Fintenreicher Frauenversteher: Mircea Cartarescu erklärt in seinen Geschichten, warum Männer Frauen lieben.

Mein Leben ist nicht sehr ereignisreich, und die interessantesten Begebenheiten, an die ich mich erinnern kann, habe ich in meinen Büchern schon maximal ausgebeutet“, lässt Mircea Cartarescu tiefstapelnd seinen Ich-Erzähler behaupten. Kürzlich erschien der erste Teil seines neobarocken Bewusstseinspanoramas „Die Wissenden“ auf Deutsch.

Nun überrascht der Romancier als fintenreicher Frauenversteher. Die von federleichter Selbstironie getragene Geschichtensammlung „Warum wir die Frauen lieben“ schrieb er im Auftrag der rumänischen „Elle“. In Buchform entwickelte sie sich unverhofft zum Bestseller. Ernest Wichner übertrug die Aventüren eines Herzens in ein geschmeidiges Deutsch. Cartarescu erläutert: „Zunächst habe ich nach einer Stimme gesucht, der Frauen vertrauen könnten. Und die zarteste und zugleich flexibelste Stimme in der Literatur des 20. Jahrhunderts ist die von Jerome Salinger, die Erzählerstimme von ,Der Fänger im Roggen‘, von ‚Franny und Zooey‘. Ich habe also versucht, meine übliche, eher barocke Diktion dieser sehr schlichten und sehr biegsamen Sprechweise anzupassen. Denn das raffinierteste Unterfangen in der Literatur besteht darin, Einfachheit anzustreben.“

Tausend Gründe führt Mircea Cartarescu für die Liebenswürdigkeit der Frauen an, um die sich der männliche Kopf unentwegt „wie ein schwerfälliger Planet dreht“, vor allem: weil sie außergewöhnliche Leserinnen seien. Selbstredend erlebte der Ich-Erzähler sein erstes Mal mit einer Literaturstudentin, in einer winzigen Wohnung. Es roch darin so stark nach Fleisch- und Gemüse-Ragout, dass sich diese olfaktorische Sensation im Gedächtnis stets in den Vordergrund drängt. Stärker als die Tatsache, dass sich jene Irina im Dienste ihrer Karriere für den Geheimdienst Securitate anwerben ließ.

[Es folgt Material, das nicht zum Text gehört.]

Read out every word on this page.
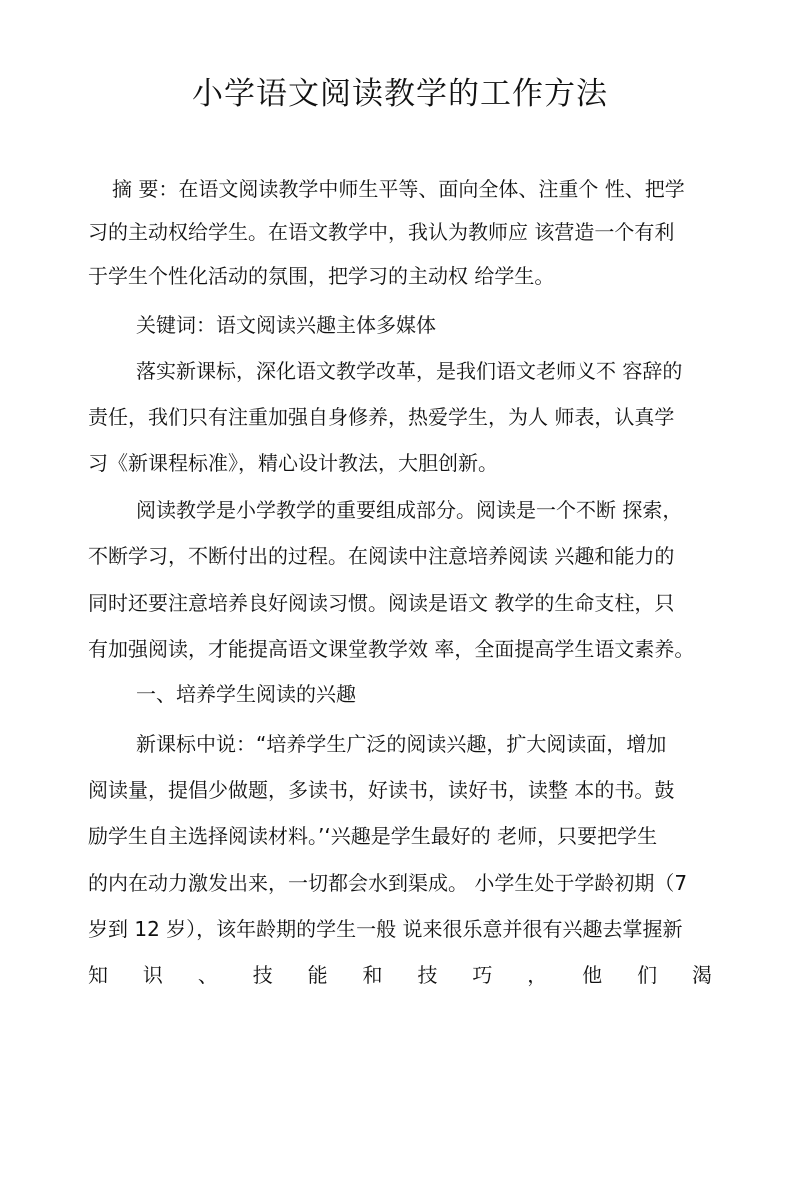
小学语文阅读教学的工作方法

摘 要：在语文阅读教学中师生平等、面向全体、注重个 性、把学

习的主动权给学生。在语文教学中，我认为教师应 该营造一个有利

于学生个性化活动的氛围，把学习的主动权 给学生。

关键词：语文阅读兴趣主体多媒体

落实新课标，深化语文教学改革，是我们语文老师义不 容辞的

责任，我们只有注重加强自身修养，热爱学生，为人 师表，认真学

习《新课程标准》，精心设计教法，大胆创新。

阅读教学是小学教学的重要组成部分。阅读是一个不断 探索，

不断学习，不断付出的过程。在阅读中注意培养阅读 兴趣和能力的

同时还要注意培养良好阅读习惯。阅读是语文 教学的生命支柱，只

有加强阅读，才能提高语文课堂教学效 率，全面提高学生语文素养。

一、培养学生阅读的兴趣

新课标中说：“培养学生广泛的阅读兴趣，扩大阅读面，增加

阅读量，提倡少做题，多读书，好读书，读好书，读整 本的书。鼓

励学生自主选择阅读材料。’‘兴趣是学生最好的 老师，只要把学生

的内在动力激发出来，一切都会水到渠成。 小学生处于学龄初期（7

岁到 12 岁），该年龄期的学生一般 说来很乐意并很有兴趣去掌握新

知 识 、 技 能 和 技 巧 ， 他 们 渴
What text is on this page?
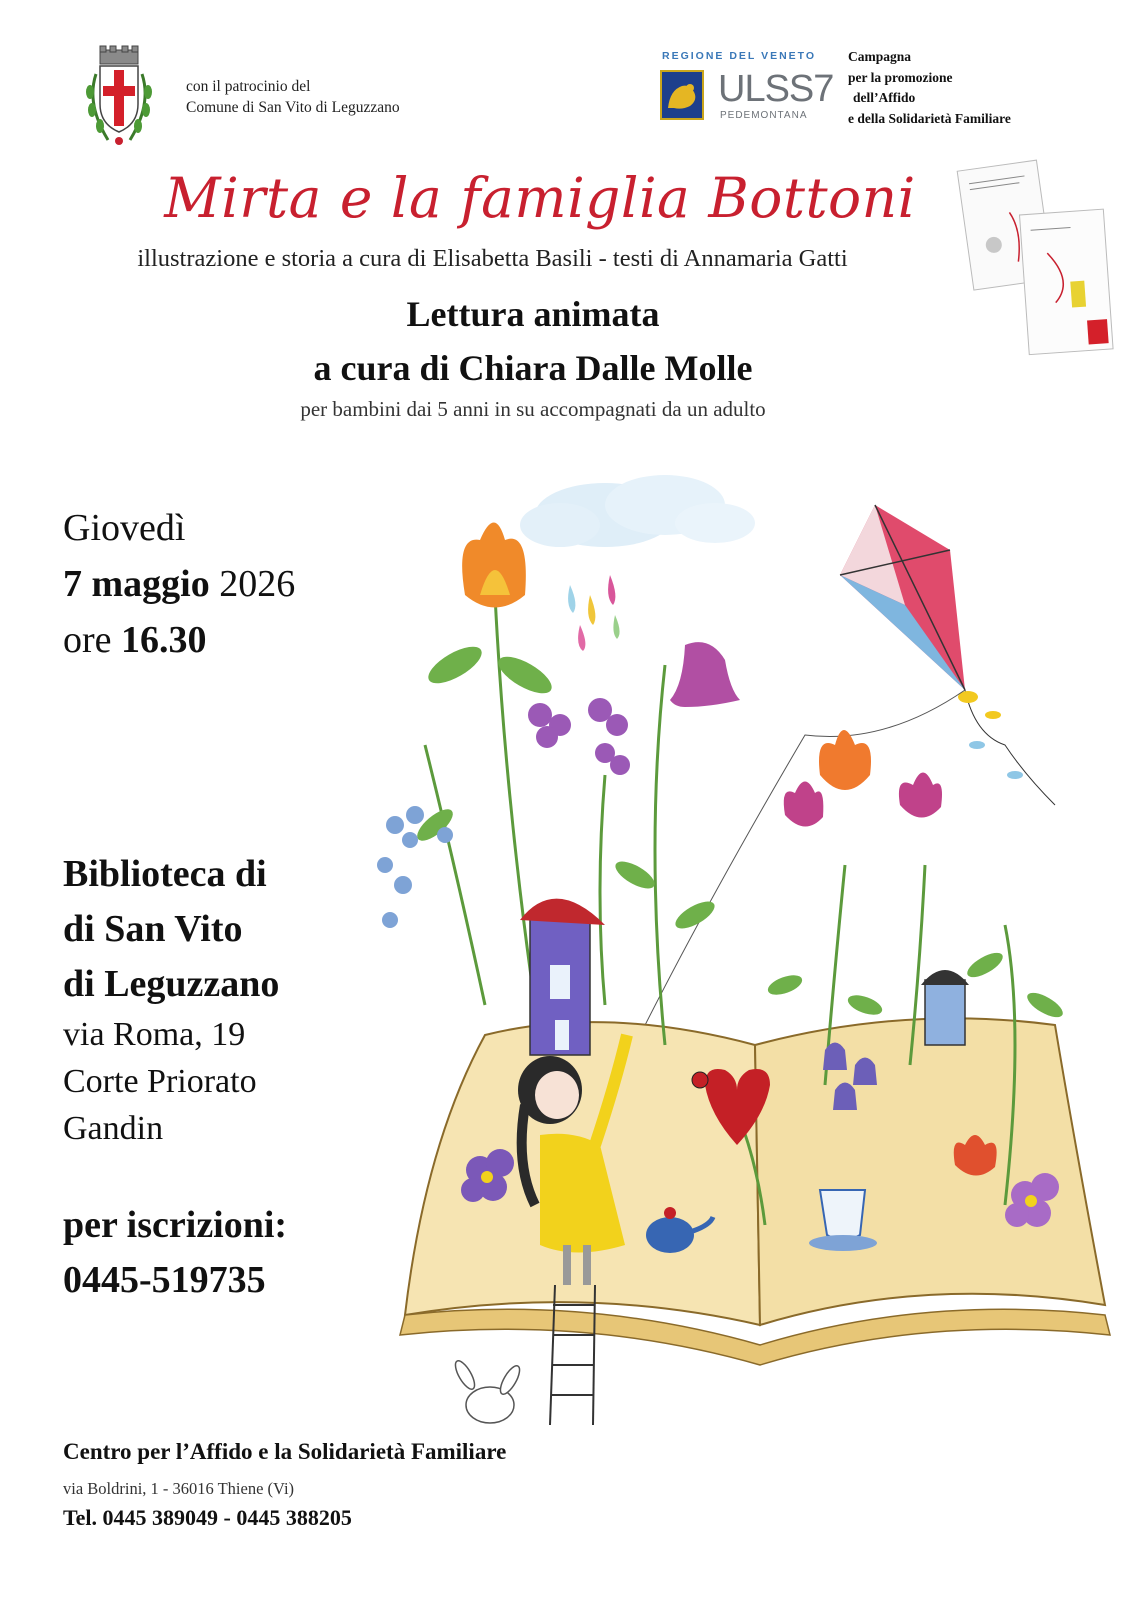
con il patrocinio del
Comune di San Vito di Leguzzano
REGIONE DEL VENETO
ULSS7
PEDEMONTANA
Campagna
per la promozione
dell’Affido
e della Solidarietà Familiare
Mirta e la famiglia Bottoni
illustrazione e storia a cura di Elisabetta Basili - testi di Annamaria Gatti
Lettura animata
a cura di Chiara Dalle Molle
per bambini dai 5 anni in su accompagnati da un adulto
Giovedì
7 maggio 2026
ore 16.30
Biblioteca di
di San Vito
di Leguzzano
via Roma, 19
Corte Priorato
Gandin
per iscrizioni:
0445-519735
Centro per l’Affido e la Solidarietà Familiare
via Boldrini, 1 - 36016 Thiene (Vi)
Tel. 0445 389049 - 0445 388205
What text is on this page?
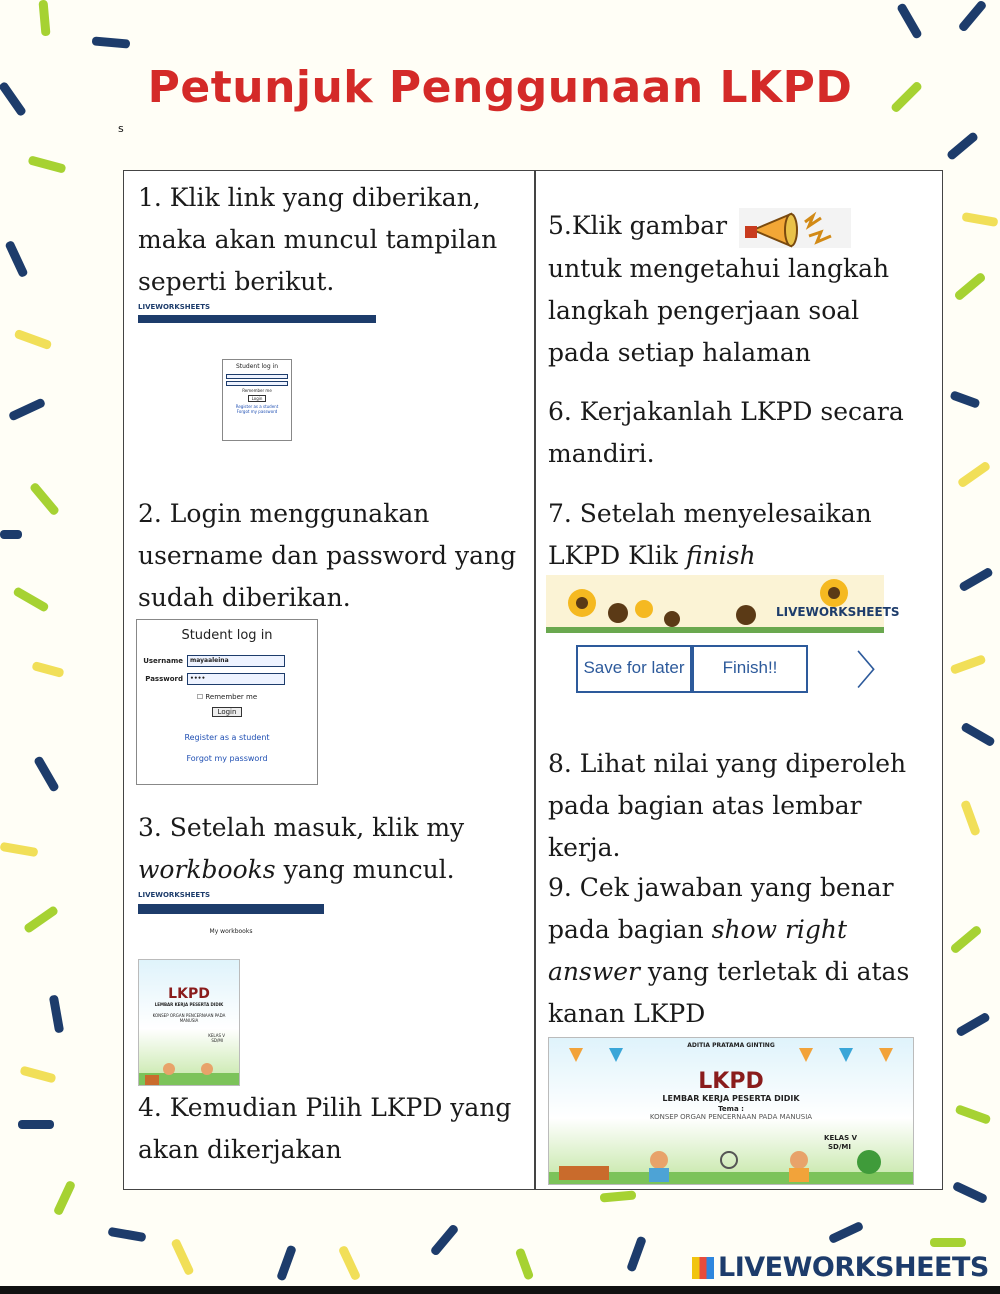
Petunjuk Penggunaan LKPD
s
1. Klik link yang diberikan, maka akan muncul tampilan seperti berikut.
LIVEWORKSHEETS
Student log in
Remember me
Login
Register as a student
Forgot my password
2. Login menggunakan username dan password yang sudah diberikan.
Student log in
Username	mayaaleina
Password	••••
☐ Remember me
Login
Register as a student
Forgot my password
3. Setelah masuk, klik my workbooks yang muncul.
LIVEWORKSHEETS
My workbooks
LKPD
LEMBAR KERJA PESERTA DIDIK
KONSEP ORGAN PENCERNAAN PADA MANUSIA
KELAS V
SD/MI
4. Kemudian Pilih LKPD yang akan dikerjakan
5.Klik gambar  untuk mengetahui langkah langkah pengerjaan soal pada setiap halaman
6. Kerjakanlah LKPD secara mandiri.
7. Setelah menyelesaikan LKPD Klik finish
LIVEWORKSHEETS
Save for later	Finish!!	〉
8. Lihat nilai yang diperoleh pada bagian atas lembar kerja.
9. Cek jawaban yang benar pada bagian show right answer yang terletak di atas kanan LKPD
ADITIA PRATAMA GINTING
LKPD
LEMBAR KERJA PESERTA DIDIK
Tema :
KONSEP ORGAN PENCERNAAN PADA MANUSIA
KELAS V
SD/MI
LIVEWORKSHEETS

Geschichten wie „Nabokov in Brasov“ oder „Maiglöckchen“, eine Hommage an die Mutter, kreisen mit der Salopperie eines Salinger um einen autobiografischen Kern. Im Lauf der Jahre hat er perlmuttartige Geschichten angelegt. Und doch umweht des Autors Gedanken an Irina, Petrutza oder die träumerische D. oft ein Hauch von bitterer Wehmut und Versäumnis. Oft klagt er sich nachträglich an, dieses und jenes zartbesaitete Mädchen vor den Kopf gestoßen und unglücklich gemacht zu haben. In „Mit den Ohren auf dem Rücken“ etwa gab er, von einem Ferienlager für junge Schriftsteller sexuell überreizt zurückgekehrt, der schüchternen Literaturstudentin Rodica den Laufpass. 22 Jahre später denkt der Ich-Erzähler noch immer daran: „Ganz selten begegneten mir in der einen oder anderen Kulturzeitschrift ein von ihr stammender kleiner Artikel oder ein Gedicht. Ich las sie stets mit dem Gefühl, mit dem Macbeth seine blutbefleckten Hände betrachtet haben mag.“

Es geht Cartarescu weniger um einzelne Frauenporträts als um eine Hymne auf die Weiblichkeit an sich, auf ein feminines Denken und Fühlen, wie es auch in Männern schlummern kann. „Ein so zartes Thema wie die Weiblichkeit kann man gar nicht behandeln, ohne auch über Poesie und Träume zu sprechen“, erklärt er unter zustimmendem Nicken seiner Frau, der jungen Lyrikerin Ioana Nicolaie. Auf der Leipziger Buchmesse präsentierte sie mit „Der Norden“ (erschienen im Ludwigsburger POP Verlag) die erste deutsche Übersetzung eines ihrer Gedichtbände, die stark vom Sagenschatz Transsilvaniens geprägt sind.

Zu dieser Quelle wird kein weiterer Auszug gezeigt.